Her diminished power amongst the people had been fully compensated by the sincere love and affection she had won from them by acts of charity and devotion. Even these, however, owed much of their efficacy to the prestige of her station. No peasant in Europe puts so high a value on the intercourse with a rank above his own as does the Irish. The most pleasant flattery to his nature is the notice of “the gentleman,” and it was more than half the boon Mary bestowed upon the poor, that she who sat down beside the bed, who heated the little drink, who raised the head to swallow it, was the daughter of the Great House! Would not her altered fortune destroy this charm? was now her bitter reflection. Up to this hour, greatly reduced as were the means she dispensed, and the influence she wielded, she still lived in the proud home of her family, and all regarded her as the representative of her honored name. But now—No, she could not endure the thought! “If I must descend to further privations,” said she to herself, “let me seek out some new scene,—some spot where I am unknown, have never been heard of; there, at least, I shall be spared the contrast of the past with the present, nor see in every incident the cruel mockery of my former life.

“And yet,” thought she, “how narrow-minded and selfish is all this, how mean-spirited, to limit the question to my own feelings! Is there no duty involved in this sacrifice? Shall I not still—reduced though I be in fortune—shall I not still be a source of comfort to many here? Will not the very fact of my presence assure them that they are not deserted? They have seen me under some trials, and the lesson has not been fruitless. Let them then behold me, under heavier ones, not dismayed nor cast down. What I lose in the prestige of station I shall more than gain in sympathy; and so I remain!” No sooner was the resolve formed than all her wonted courage came back. Rallying with the stimulus of action before her, she began to plan out a new life, in which her relation to the people should be closer and nearer than ever. There was a small ornamental cottage on the demesne, known as the Chalet, built by Lady Dorothea after one she had seen in the Oberland; this Mary now determined on for her home, and there, with Catty Broon alone, she resolved to live.

“My aunt,” thought she, “can scarcely be so wedded to the Henderson scheme but that this will equally satisfy her wishes; and while it secures a home and a resting-place for-poor Catty, it rescues me from what I should feel as a humiliation.”
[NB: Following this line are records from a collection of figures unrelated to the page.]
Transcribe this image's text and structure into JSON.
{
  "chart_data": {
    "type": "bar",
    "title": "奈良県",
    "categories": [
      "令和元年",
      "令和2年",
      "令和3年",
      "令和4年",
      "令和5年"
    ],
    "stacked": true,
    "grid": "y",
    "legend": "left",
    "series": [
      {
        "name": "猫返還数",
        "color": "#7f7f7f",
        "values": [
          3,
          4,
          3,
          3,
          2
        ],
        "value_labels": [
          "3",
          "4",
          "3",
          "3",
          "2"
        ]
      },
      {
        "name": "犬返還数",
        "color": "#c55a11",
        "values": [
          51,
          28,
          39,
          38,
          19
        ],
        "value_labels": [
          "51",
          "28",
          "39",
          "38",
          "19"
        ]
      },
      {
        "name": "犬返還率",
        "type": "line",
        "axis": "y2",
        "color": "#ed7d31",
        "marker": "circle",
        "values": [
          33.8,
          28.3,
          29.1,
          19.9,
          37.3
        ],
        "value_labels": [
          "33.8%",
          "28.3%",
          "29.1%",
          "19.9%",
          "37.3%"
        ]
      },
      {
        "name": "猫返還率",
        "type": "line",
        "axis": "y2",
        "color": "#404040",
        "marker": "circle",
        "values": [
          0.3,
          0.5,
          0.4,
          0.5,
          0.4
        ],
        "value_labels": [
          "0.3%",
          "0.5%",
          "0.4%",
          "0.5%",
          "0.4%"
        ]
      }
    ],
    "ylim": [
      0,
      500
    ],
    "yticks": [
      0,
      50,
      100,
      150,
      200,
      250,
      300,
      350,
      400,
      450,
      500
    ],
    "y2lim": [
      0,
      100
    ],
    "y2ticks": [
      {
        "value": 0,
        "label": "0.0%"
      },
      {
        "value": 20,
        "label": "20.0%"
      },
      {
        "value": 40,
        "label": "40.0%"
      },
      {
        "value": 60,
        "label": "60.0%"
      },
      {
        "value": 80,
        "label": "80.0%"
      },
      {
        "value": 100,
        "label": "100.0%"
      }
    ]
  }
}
The day was already beginning to dawn as Mary sat down to answer Lady Dorothea's letter. Most of her reply referred to her uncle, to whose affection she clung all the more as her fortunes darkened. She saw all the embarrassment of proffering her services to nurse and tend him, living, as he was, amidst his own; but still, she said that of the journey or its difficulties she should never waste a thought, if her presence at his sick-bed could afford him the slightest satisfaction. “He knows me as a nurse already,” said she. “But tell him that I have grown, if not wiser, calmer and quieter than he knew me formerly; that I should not disturb him by foolish stories, but sit patiently save when he would have me to talk. Tell him, too, that if changed in many things, in my love to him I am unaltered.” She tried to add more, but could not. The thought that these lines were to be read to her uncle by Lady Dorothea chilled her, and the very tones of that supercilious voice seemed to ring in her ears, and she imagined some haughty or insolent comment to follow them as they were uttered.